Linda Fritz
Special to Niagara Now/The Lake Report
Serious, joyful or just plain mischievous: The children depicted in Emily Profit’s portrait work run the gamut of expressions and have included a variety of young sitters, including the grandson of the current Duke of Wellington.
Next week, Profit will be paying a weeklong visit to Queenston, arriving May 26, where she will connect with the village’s active art scene and be available for commissions.
Profit specializes in the portraits of children, though her portfolio also includes adult sitters, such as Tom Bradby, the British television journalist and novelist. Her works are in collections in London, New York, Italy, Belgium and the United States.
Although Profit now lives near Winchester in the English county of Hampshire, she trained in Florence, Italy where she met Queenston artists Sharon Okun and Adam Markovic.

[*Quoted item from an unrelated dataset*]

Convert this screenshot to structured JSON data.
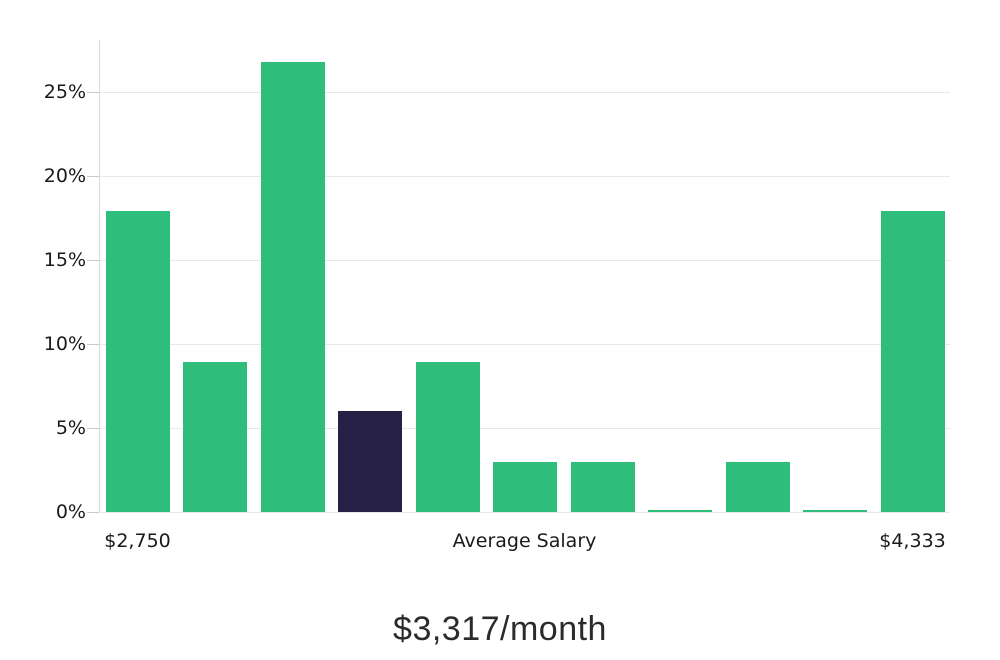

Queenston, a village of around 400 people, has an active art scene. It is home to RiverBrink Art Museum as well as individual painters, potters, map makers and sculptors. It has also hosted weekend art shows and sales at the community centre.
Profit works from photographs that she takes herself. She needs approximately half an hour with the subject in order to get the best images. The finished portrait, usually 16 by 20 inches, should be delivered to the client in four to six weeks. She is willing to discuss group portraits.
Her base will be the studio shared by Okun and Markovic in the former Laura Secord school in Queenston.
Markovic and Okun met Profit in Florence in the late 1990s. They studied together at the Charles Cecil studio where they received training in classical techniques of drawing and oil painting.
The studio is located in Florence’s most historic artists’ workshop still in active use. It was recently profiled on the CBS program Sunday Morning.
Florence remained home to Okun and Profit for some time. They later apprenticed together with Richard Serrin, an American painter who lived and worked in the city for more five decades.
Okun says that they would wake up at the crack of dawn to go and draw the statues at the Loggia die Lanzi in the Piazza della Signoria next to the Uffizi Gallery before the tourists got there.
Florence not only made them friends for life, it convinced them that art was integral to their lives.
You can find Emily Profit’s website at emilyprofit.com.